Your thoughts and their emotional correlates do not occur in a vacuum. They occur in your body and influence biochemical processes. The mind-body connection is a well established fact. The most obvious examples are the connection between a happy, purposeful, socially connected life - and health and longevity; the connection between stress - and heart disease; the connection between the practice of meditation – and improved mood, concentration, and general health; the connection between the belief that you can’t do something - and attempts to do it that somehow fail.

You are energized or enervated by your thoughts. Prove it to yourself. Think back to a time when you felt really grateful for something. How is that thought affecting you physically right now? Do you feel a relief of tension? Increased energy? Greater lightheartedness? How about emotionally and mentally? Are you, even briefly, less anxious or worried? More hopeful? Happy? Joyful? More emotionally available? Prove it further: tell yourself right now, “I am grateful that I am loveable and competent.” Repeat it several times, letting the meaning sink in. How are your mood and your body responding?

Gratitude is as automatic for some as negative, depressed thinking may be for others. The automatically grateful perhaps have had life experiences that gave them sufficient reason to believe that they were good and deserving and that life would unfold favorably enough if they just did their part. Lucky them. For others, life experience may have tipped the balance toward less optimistic beliefs and expectations, against the odds of which they seem to continually struggle in order to achieve at least partial success and happiness. We are all somewhere on that continuum, and those for whom gratitude is not automatic may have to work harder, with real commitment and determined practice.

If you are not among the group of “automatically grateful,” how do you become more grateful?

· Commit yourself to practicing gratitude. (If you pray, pray for the gift of gratitude.) Making the commitment alone begins to change your energy and your ability to follow through. There are an infinite number of things, past, present and future, for which you can be grateful.

· Short-stop negative thoughts with statements of gratitude, ideally, a statement that reformulates the negative thought into a positive thought. Example: “I wish I didn’t have to get where I have to go by walking in the rain.” Re-formulation: “Thank you that I have two legs and the ability walk. Thank you that I can see where I going. Thank you that I have an umbrella and a hand to hold it. Thank you for water. Thank you for the way rain enriches the colors of nature. Thank you for the sun and its eventual return. Thank you for the opportunity to practice gratitude.” Another example: “At this rate, I’ll be broke before I find a job.” Re-formulation: “Thank you for the job I last held, and for all the jobs I’ve held previously. Thank you for all the knowledge and experience, friends or mentors I acquired through them. Thank you for all my opportunities for education and training, and for my many abilities. Thank you for the people who come into my life who contribute to my search. Thank you for the creative ability to make the most of what I have now. Thank you for ‘the sun in the morning and the moon at night.’”

· Reinforce gratitude by keeping a gratitude journal. Write down the things for which you are grateful (and notice what happens to your mood and body in the process).

· Make a mental list as you go to sleep of the things for which you are grateful that day (and notice how quickly you fall asleep). Do the same when you awake, before getting up. If you awake at night and have trouble returning to sleep, resume thoughts of gratitude, perhaps beginning with having a safe, warm place to sleep and the ability to relax into it and enjoy it whether or not you’re sleeping, for the ability to breathe unassisted, for a comfortable pillow, etc. etc., etc.

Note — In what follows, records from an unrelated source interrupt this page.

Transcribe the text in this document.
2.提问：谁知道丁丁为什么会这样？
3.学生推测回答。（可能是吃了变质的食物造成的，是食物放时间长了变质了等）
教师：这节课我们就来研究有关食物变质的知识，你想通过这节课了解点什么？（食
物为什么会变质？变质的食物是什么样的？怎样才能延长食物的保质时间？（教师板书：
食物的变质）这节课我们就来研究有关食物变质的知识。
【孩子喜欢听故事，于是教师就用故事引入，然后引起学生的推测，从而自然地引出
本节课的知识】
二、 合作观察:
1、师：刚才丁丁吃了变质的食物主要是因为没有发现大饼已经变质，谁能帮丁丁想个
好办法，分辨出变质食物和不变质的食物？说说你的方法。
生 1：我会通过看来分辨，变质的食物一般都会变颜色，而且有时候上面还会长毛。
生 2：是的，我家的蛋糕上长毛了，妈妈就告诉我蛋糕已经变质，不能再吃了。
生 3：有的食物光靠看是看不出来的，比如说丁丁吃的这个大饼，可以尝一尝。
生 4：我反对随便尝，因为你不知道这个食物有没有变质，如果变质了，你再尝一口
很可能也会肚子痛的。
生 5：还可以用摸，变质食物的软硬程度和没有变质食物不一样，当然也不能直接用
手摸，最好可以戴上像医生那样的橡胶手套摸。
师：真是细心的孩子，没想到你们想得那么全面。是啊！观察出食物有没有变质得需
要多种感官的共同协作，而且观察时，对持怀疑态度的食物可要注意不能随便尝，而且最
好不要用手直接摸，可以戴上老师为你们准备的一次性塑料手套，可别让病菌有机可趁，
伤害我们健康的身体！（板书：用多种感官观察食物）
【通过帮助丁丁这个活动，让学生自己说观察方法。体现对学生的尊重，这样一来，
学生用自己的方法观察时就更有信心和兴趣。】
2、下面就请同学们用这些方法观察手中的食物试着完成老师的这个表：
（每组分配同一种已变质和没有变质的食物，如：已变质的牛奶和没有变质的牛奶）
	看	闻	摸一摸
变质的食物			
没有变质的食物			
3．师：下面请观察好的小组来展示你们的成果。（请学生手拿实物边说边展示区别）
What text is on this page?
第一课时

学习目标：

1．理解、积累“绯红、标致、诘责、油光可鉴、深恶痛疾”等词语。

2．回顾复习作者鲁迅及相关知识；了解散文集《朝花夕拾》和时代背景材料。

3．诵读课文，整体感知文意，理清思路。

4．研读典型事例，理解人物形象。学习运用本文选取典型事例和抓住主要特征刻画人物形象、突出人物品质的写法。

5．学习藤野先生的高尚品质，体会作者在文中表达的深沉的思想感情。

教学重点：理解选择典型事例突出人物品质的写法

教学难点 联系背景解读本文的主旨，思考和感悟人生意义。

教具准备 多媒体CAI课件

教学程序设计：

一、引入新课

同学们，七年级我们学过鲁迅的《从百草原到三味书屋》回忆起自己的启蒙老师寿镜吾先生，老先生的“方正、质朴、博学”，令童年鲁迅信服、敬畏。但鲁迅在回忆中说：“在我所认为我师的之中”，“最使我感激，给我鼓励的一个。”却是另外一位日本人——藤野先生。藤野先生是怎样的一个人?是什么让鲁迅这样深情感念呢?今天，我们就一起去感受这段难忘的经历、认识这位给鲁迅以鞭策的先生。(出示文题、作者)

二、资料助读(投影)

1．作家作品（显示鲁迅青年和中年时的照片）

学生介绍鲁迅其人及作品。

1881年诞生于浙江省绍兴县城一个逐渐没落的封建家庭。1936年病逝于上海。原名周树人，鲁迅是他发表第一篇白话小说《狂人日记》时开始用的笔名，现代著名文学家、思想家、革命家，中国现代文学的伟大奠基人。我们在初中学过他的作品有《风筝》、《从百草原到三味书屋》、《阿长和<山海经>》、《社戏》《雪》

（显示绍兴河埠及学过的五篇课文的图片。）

· Remind yourself to be grateful. One person (referenced in the very helpful book, The Mindful Way through Depression) did this by carrying a small smooth stone in his pocket to remind him throughout his day to think grateful thoughts, setting it next to his bed at night, ending his day and beginning his next day with grateful thoughts.

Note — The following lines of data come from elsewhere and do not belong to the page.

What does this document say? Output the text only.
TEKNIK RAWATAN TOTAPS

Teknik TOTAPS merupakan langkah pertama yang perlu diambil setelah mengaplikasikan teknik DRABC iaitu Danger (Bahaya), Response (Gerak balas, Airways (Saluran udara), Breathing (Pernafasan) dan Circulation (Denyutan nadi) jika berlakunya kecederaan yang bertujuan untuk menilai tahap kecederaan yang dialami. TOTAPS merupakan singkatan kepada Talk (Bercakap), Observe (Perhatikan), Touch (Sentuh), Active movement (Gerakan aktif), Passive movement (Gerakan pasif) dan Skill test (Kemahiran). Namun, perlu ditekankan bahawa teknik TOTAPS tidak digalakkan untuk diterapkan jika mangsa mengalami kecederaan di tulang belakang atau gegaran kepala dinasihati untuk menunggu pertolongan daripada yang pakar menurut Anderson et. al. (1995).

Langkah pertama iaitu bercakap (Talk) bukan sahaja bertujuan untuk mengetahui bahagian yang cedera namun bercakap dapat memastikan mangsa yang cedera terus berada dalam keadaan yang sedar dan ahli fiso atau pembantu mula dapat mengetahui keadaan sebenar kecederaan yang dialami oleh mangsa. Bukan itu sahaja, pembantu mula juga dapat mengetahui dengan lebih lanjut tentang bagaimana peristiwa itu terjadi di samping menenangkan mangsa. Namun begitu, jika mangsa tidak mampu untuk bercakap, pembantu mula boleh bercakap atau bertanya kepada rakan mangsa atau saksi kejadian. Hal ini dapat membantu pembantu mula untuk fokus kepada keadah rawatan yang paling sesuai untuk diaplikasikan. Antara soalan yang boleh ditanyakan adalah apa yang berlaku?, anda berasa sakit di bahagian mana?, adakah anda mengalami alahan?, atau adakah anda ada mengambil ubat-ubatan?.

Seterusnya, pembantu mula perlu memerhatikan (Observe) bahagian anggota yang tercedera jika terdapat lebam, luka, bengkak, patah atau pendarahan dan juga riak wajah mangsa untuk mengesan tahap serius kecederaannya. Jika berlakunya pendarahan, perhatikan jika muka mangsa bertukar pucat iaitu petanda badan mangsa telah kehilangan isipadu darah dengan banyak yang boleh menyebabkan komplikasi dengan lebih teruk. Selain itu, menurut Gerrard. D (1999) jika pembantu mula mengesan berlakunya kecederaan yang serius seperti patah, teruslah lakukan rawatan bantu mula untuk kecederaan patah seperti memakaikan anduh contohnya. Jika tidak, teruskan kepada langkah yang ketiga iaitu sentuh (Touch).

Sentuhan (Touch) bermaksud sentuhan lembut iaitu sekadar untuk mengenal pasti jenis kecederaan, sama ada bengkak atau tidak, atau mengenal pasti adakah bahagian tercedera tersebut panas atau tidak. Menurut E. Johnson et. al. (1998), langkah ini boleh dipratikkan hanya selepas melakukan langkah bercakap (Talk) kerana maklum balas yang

· Practice. It does take practice to develop any new habit, including a mental habit. Making a habit of gratitude is a great on-going, practically failsafe defense against depression; the two cannot co-exist for long. This “attitude of gratitude” is a key element practiced by 12-step program members who over time find themselves surprisingly and wonderfully transformed. You will, too.

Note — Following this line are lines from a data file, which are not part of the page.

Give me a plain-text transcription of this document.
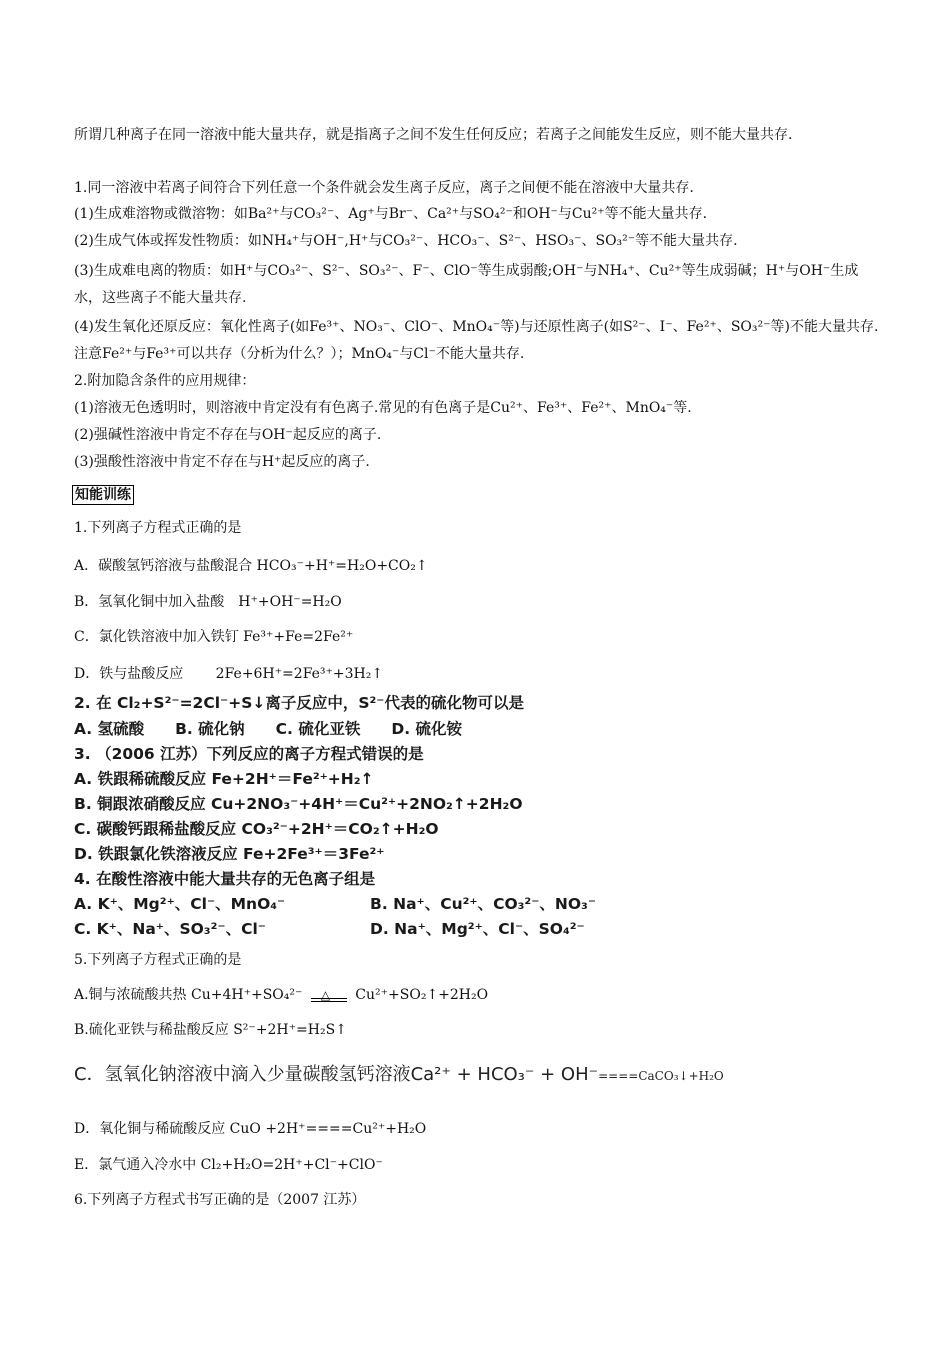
所谓几种离子在同一溶液中能大量共存，就是指离子之间不发生任何反应；若离子之间能发生反应，则不能大量共存.
1.同一溶液中若离子间符合下列任意一个条件就会发生离子反应，离子之间便不能在溶液中大量共存.
(1)生成难溶物或微溶物：如Ba²⁺与CO₃²⁻、Ag⁺与Br⁻、Ca²⁺与SO₄²⁻和OH⁻与Cu²⁺等不能大量共存.
(2)生成气体或挥发性物质：如NH₄⁺与OH⁻,H⁺与CO₃²⁻、HCO₃⁻、S²⁻、HSO₃⁻、SO₃²⁻等不能大量共存.
(3)生成难电离的物质：如H⁺与CO₃²⁻、S²⁻、SO₃²⁻、F⁻、ClO⁻等生成弱酸;OH⁻与NH₄⁺、Cu²⁺等生成弱碱；H⁺与OH⁻生成水，这些离子不能大量共存.
(4)发生氧化还原反应：氧化性离子(如Fe³⁺、NO₃⁻、ClO⁻、MnO₄⁻等)与还原性离子(如S²⁻、I⁻、Fe²⁺、SO₃²⁻等)不能大量共存.注意Fe²⁺与Fe³⁺可以共存（分析为什么？）；MnO₄⁻与Cl⁻不能大量共存.
2.附加隐含条件的应用规律：
(1)溶液无色透明时，则溶液中肯定没有有色离子.常见的有色离子是Cu²⁺、Fe³⁺、Fe²⁺、MnO₄⁻等.
(2)强碱性溶液中肯定不存在与OH⁻起反应的离子.
(3)强酸性溶液中肯定不存在与H⁺起反应的离子.
知能训练
1.下列离子方程式正确的是
A．碳酸氢钙溶液与盐酸混合 HCO₃⁻+H⁺=H₂O+CO₂↑
B．氢氧化铜中加入盐酸　H⁺+OH⁻=H₂O
C．氯化铁溶液中加入铁钉 Fe³⁺+Fe=2Fe²⁺
D．铁与盐酸反应　　 2Fe+6H⁺=2Fe³⁺+3H₂↑
2. 在 Cl₂+S²⁻=2Cl⁻+S↓离子反应中，S²⁻代表的硫化物可以是
A. 氢硫酸　　B. 硫化钠　　C. 硫化亚铁　　D. 硫化铵
3. （2006 江苏）下列反应的离子方程式错误的是
A. 铁跟稀硫酸反应 Fe+2H⁺＝Fe²⁺+H₂↑
B. 铜跟浓硝酸反应 Cu+2NO₃⁻+4H⁺＝Cu²⁺+2NO₂↑+2H₂O
C. 碳酸钙跟稀盐酸反应 CO₃²⁻+2H⁺＝CO₂↑+H₂O
D. 铁跟氯化铁溶液反应 Fe+2Fe³⁺＝3Fe²⁺
4. 在酸性溶液中能大量共存的无色离子组是
A. K⁺、Mg²⁺、Cl⁻、MnO₄⁻	B. Na⁺、Cu²⁺、CO₃²⁻、NO₃⁻
C. K⁺、Na⁺、SO₃²⁻、Cl⁻	D. Na⁺、Mg²⁺、Cl⁻、SO₄²⁻
5.下列离子方程式正确的是
A.铜与浓硫酸共热 Cu+4H⁺+SO₄²⁻ △ Cu²⁺+SO₂↑+2H₂O
B.硫化亚铁与稀盐酸反应 S²⁻+2H⁺=H₂S↑
C．氢氧化钠溶液中滴入少量碳酸氢钙溶液Ca²⁺ + HCO₃⁻ + OH⁻====CaCO₃↓+H₂O
D．氧化铜与稀硫酸反应 CuO +2H⁺====Cu²⁺+H₂O
E．氯气通入冷水中 Cl₂+H₂O=2H⁺+Cl⁻+ClO⁻
6.下列离子方程式书写正确的是（2007 江苏）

The practice of gratitude is a deliberate mental practice that carries a positive emotional valence which helps correct negative thinking, relieves potentially damaging stress to the body and generates increasing levels of energy, enabling you to see and respond to new previously unnoticed possibilities. As it builds, with your continued practice, you will find yourself regaining and consolidating your power, and depression losing its grip.